Sense of Space
8th Noorderlicht Photofestival
Life takes place in many environments: in natural or urban landscapes, in homes, offices, recreational sites, on industrial estates, parking spaces, at airports.
If we shut our eyes, we can travel to unexplored environments in our minds.
How does the character and look of our environment – built-up, undeveloped, domestic, commercial, empty, full – influence our experience of space? And how is that space and that experience interpreted and passed on by photographers? These are the questions which form the point of departure for Sense of Space, a trip through the human landscape at the beginning of the 21st century.
This is a fundamental and relevant subject, certainly in a country like The Netherlands, where the limited area means that environmental planning touches everyone’s life directly, and the future use of land is discussed in voluminous government proposals that appear with clock-like regularity.
These Dutch discussions will inevitably be visible here and there in the photographs, directly or indirectly, in the choice of the locations photographed, in the approach and engagement of the photographers.
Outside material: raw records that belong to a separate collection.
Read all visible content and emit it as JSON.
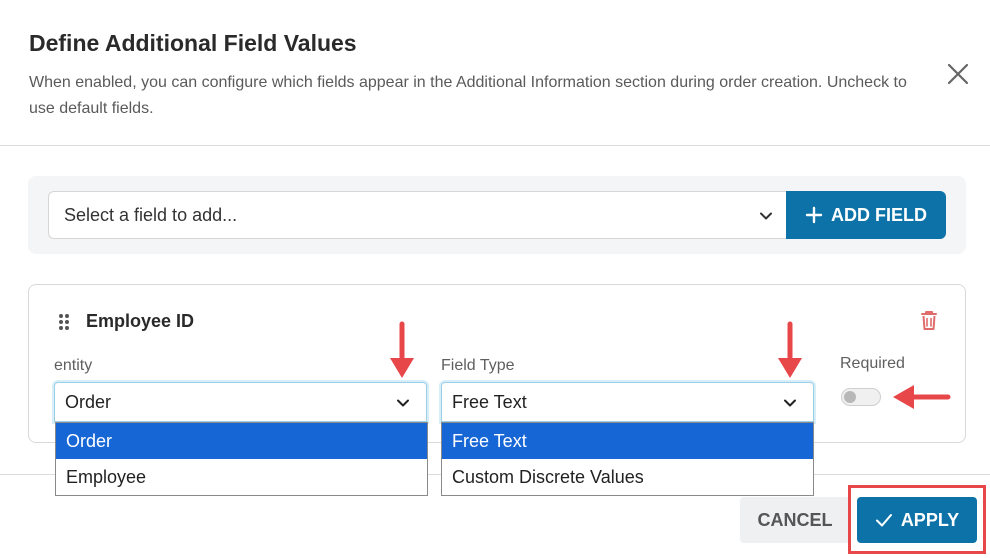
{
  "dialog": {
    "title": "Define Additional Field Values",
    "description": "When enabled, you can configure which fields appear in the Additional Information section during order creation. Uncheck to use default fields.",
    "close_icon": "close-icon"
  },
  "add_field": {
    "placeholder": "Select a field to add...",
    "button_label": "ADD FIELD",
    "button_icon": "plus-icon"
  },
  "field_card": {
    "title": "Employee ID",
    "drag_icon": "drag-handle-icon",
    "delete_icon": "trash-icon",
    "entity": {
      "label": "entity",
      "value": "Order",
      "options": [
        "Order",
        "Employee"
      ]
    },
    "field_type": {
      "label": "Field Type",
      "value": "Free Text",
      "options": [
        "Free Text",
        "Custom Discrete Values"
      ]
    },
    "required": {
      "label": "Required",
      "enabled": false
    }
  },
  "footer": {
    "cancel_label": "CANCEL",
    "apply_label": "APPLY",
    "apply_icon": "check-icon"
  },
  "colors": {
    "primary": "#0d72a8",
    "option_selected": "#1766d6",
    "annotation": "#e8474a",
    "delete": "#e06b6b"
  }
}
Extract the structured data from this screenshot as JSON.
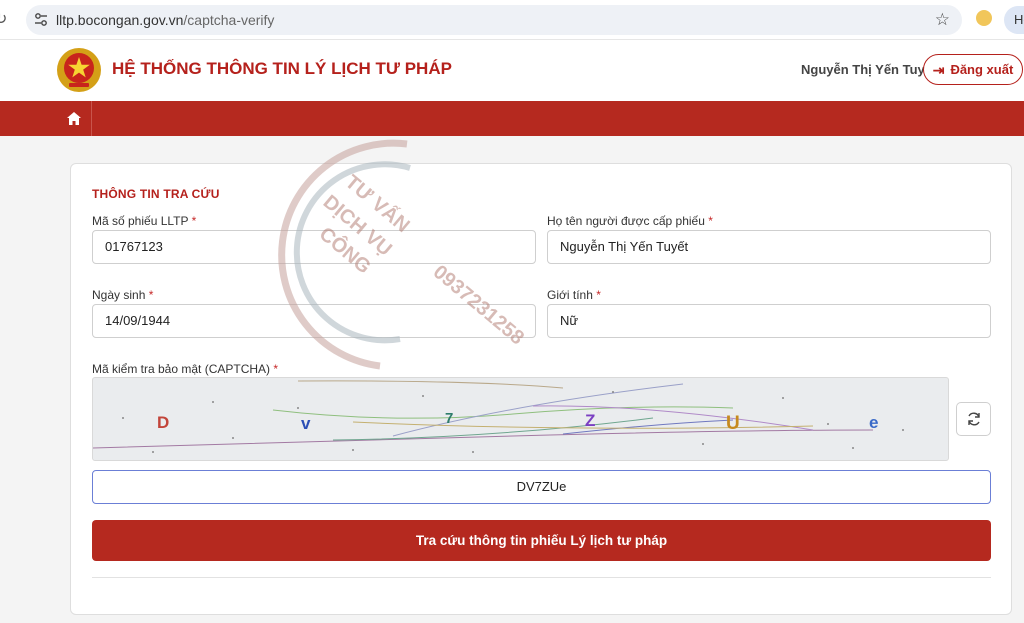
{
  "browser": {
    "url_host": "lltp.bocongan.gov.vn",
    "url_path": "/captcha-verify",
    "profile_label": "Ho"
  },
  "header": {
    "title": "HỆ THỐNG THÔNG TIN LÝ LỊCH TƯ PHÁP",
    "user_name": "Nguyễn Thị Yến Tuyết",
    "logout_label": "Đăng xuất"
  },
  "form": {
    "section_title": "THÔNG TIN TRA CỨU",
    "fields": {
      "ticket_code": {
        "label": "Mã số phiếu LLTP",
        "value": "01767123"
      },
      "full_name": {
        "label": "Họ tên người được cấp phiếu",
        "value": "Nguyễn Thị Yến Tuyết"
      },
      "dob": {
        "label": "Ngày sinh",
        "value": "14/09/1944"
      },
      "gender": {
        "label": "Giới tính",
        "value": "Nữ"
      },
      "captcha": {
        "label": "Mã kiểm tra bảo mật (CAPTCHA)",
        "value": "DV7ZUe"
      }
    },
    "required_mark": "*",
    "captcha_chars": [
      {
        "char": "D",
        "color": "#c2453a"
      },
      {
        "char": "v",
        "color": "#2c4fb6"
      },
      {
        "char": "7",
        "color": "#2e7d6b"
      },
      {
        "char": "Z",
        "color": "#7b3fc2"
      },
      {
        "char": "U",
        "color": "#c68a1e"
      },
      {
        "char": "e",
        "color": "#3a6ac8"
      }
    ],
    "submit_label": "Tra cứu thông tin phiếu Lý lịch tư pháp"
  },
  "watermark": {
    "line1": "TƯ VẤN",
    "line2": "DỊCH VỤ",
    "line3": "CÔNG",
    "phone": "0937231258"
  },
  "colors": {
    "brand_red": "#b5291f",
    "title_red": "#b5211c",
    "focus_blue": "#6b7fd6"
  }
}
But they are not the real subject, but only the background. Where for planners and policy-makers the central issue is the mutability of space, Sense of Space deals with the experience of the environment as it has been shaped by man.
How do photographers and visual artists – intermediaries in the recording of our memories of the world – use the elements that make space identifiable – up front and behind, above and below, large and small, cool and warm, old and new, light and dark, familiar and strange, and everything in between? How, with their vision, do they transform trees and concrete into visual poetry that sticks in our memory and stimulates our thinking?
In work that in terms of genre, style and approach is very diverse, the artists combine the visual means of the medium with the building blocks that are supplied by reality. They interpret and sketch an image of space, passing on their experience to the viewer, for whom the representation of (apparent!) reality in turn affords an experience of their own. Places, objects and thoughts which in everyday life generally rush past us here force us to pay renewed attention to them, and become symbols for something that transcends factuality.
The associative interplay of various artistic interpretations within a vital social context defines the character of Sense of Space – a travel guide in which the dimensions of both human space and engaged photography are explored.